Pour ce qui est des œuvres de la langue et des membres, il s’agit de s’appliquer à les préserver en se prémunissant de ce qui est nuisible comme la désobéissance, l’illicite, le futile, l’excès dans les plaisirs licites et de les utiliser dans ce qui est obligatoire et recommandé. C’est par exemple, en ce qui concerne la langue, la prononciation de l’attestation de foi et la récitation du Coran obligatoire dans la prière, le fait de s’éloigner des paroles injurieuses, s’adonner à la mention de Dieu (dhikr)… et en ce qui concerne les membres, c’est de s’acquitter de la prière, du jeûne, éviter l’excès dans le regard, de profiter de chaque occasion pour écouter le Coran…

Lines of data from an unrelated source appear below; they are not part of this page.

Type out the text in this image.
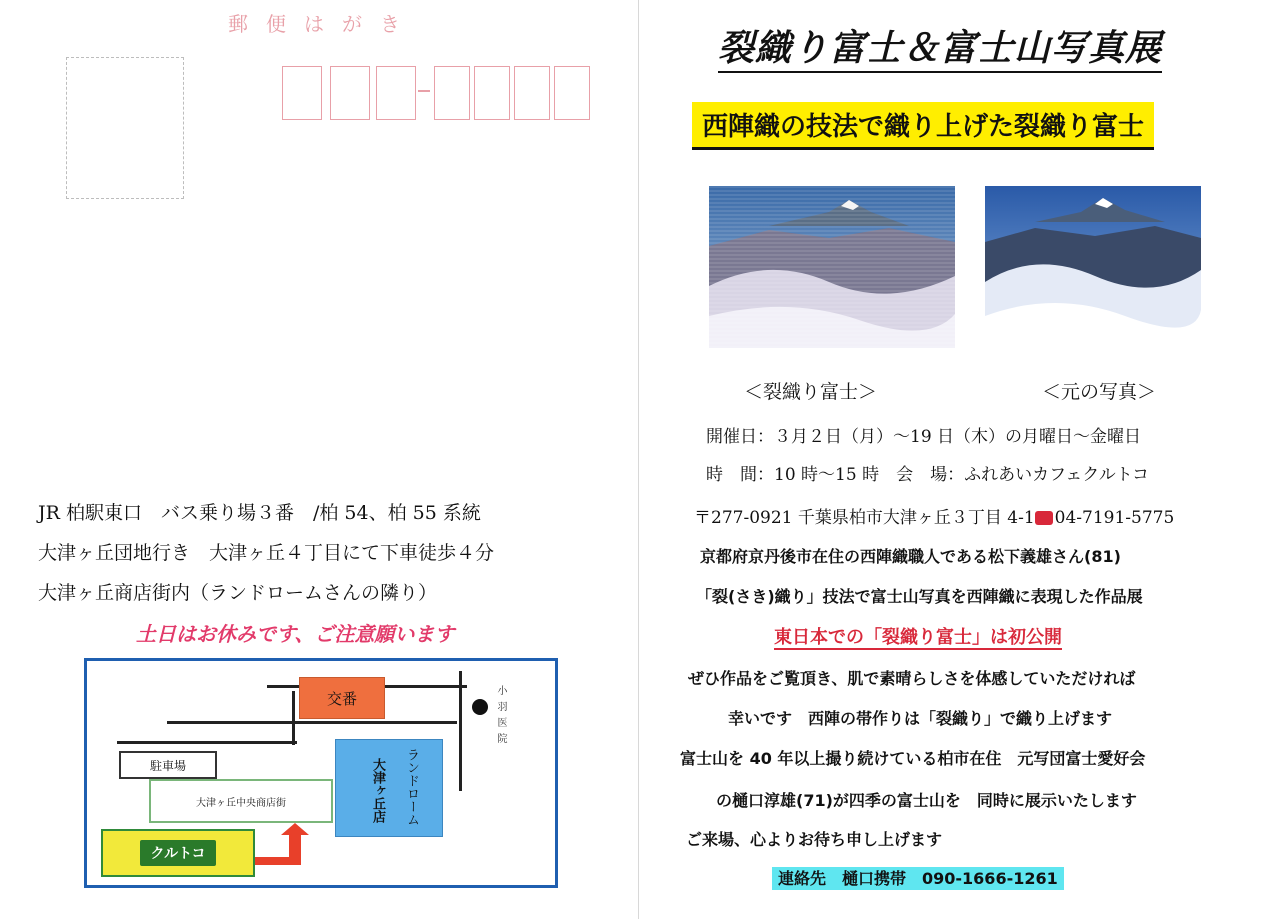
郵便はがき
JR 柏駅東口　バス乗り場３番　/柏 54、柏 55 系統
大津ヶ丘団地行き　大津ヶ丘４丁目にて下車徒歩４分
大津ヶ丘商店街内（ランドロームさんの隣り）
土日はお休みです、ご注意願います
交番
駐車場
大津ヶ丘中央商店街	ランドローム
大津ヶ丘店
小羽医院
クルトコ
裂織り富士＆富士山写真展
西陣織の技法で織り上げた裂織り富士
＜裂織り富士＞	＜元の写真＞
開催日：３月２日（月）～19 日（木）の月曜日～金曜日
時　間：10 時～15 時　会　場：ふれあいカフェクルトコ
〒277-0921 千葉県柏市大津ヶ丘３丁目 4-1 04-7191-5775
京都府京丹後市在住の西陣織職人である松下義雄さん(81)
「裂(さき)織り」技法で富士山写真を西陣織に表現した作品展
東日本での「裂織り富士」は初公開
ぜひ作品をご覧頂き、肌で素晴らしさを体感していただければ
幸いです　西陣の帯作りは「裂織り」で織り上げます
富士山を 40 年以上撮り続けている柏市在住　元写団富士愛好会
の樋口淳雄(71)が四季の富士山を　同時に展示いたします
ご来場、心よりお待ち申し上げます
連絡先　樋口携帯　090-1666-1261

Afin de mieux saisir l’application de la servitude dans le quotidien du croyant, attachons-nous à l’exemple du Prophète (paix et salut sur lui). Le Prophète (paix et salut sur lui) eut le choix entre devenir prophète-roi ou d’être prophète-serviteur, il (paix et salut sur lui) préféra le second choix : Je désire être un Prophète-esclave qui implore Dieu le jour où il a faim et qui Lui rend grâce lorsqu’il est rassasié [Ahmad]. Cela se manifesta bien sûr tout au long de sa mission. Il a refusé par exemple, que l’on exagère dans son éloge. Selon Abdoullah Ibn Massoud rapporte que le Prophète (paix et salut sur lui) reçut un homme qui se mit à trembler devant lui. Le Prophète (paix et salut sur lui) dit : Calme-toi. Je ne suis pas un roi, je ne suis que le fils d’une femme de Qouraych qui mangeait de la viande séchée [Ibn Majah & Al Hakim]. Il (paix et salut sur lui) a dit aussi : N’en rajoutez pas à mon sujet comme ont fait les gens du Livre avec le fils de Marie. Je ne suis qu’un serviteur, alors dîtes : le serviteur d’Allah et son Prophète [Al Boukhari]. Sa servitude envers Dieu se traduisait aussi dans son humilité envers son entourage, il (paix et salut sur lui) était au service de sa famille, il (paix et salut sur lui) se mêlait avec ses compagnons, s’asseyait avec eux, répondait à l’invitation des personnes de condition modeste… Sa servitude s’illustrait aussi dans la prière rituelle, durant laquelle il (paix et salut sur lui) lui arrivait de rester debout si longtemps que ses pieds en étaient gercés. Lorsque son épouse Aïcha lui demanda la raison de sa persistance alors que son Seigneur lui avait déjà pardonné ses « péchés » passés et futurs, le Prophète (paix et salut sur lui) répondit : Ne devrais-je pas être un serviteur reconnaissant ? [Mouslim].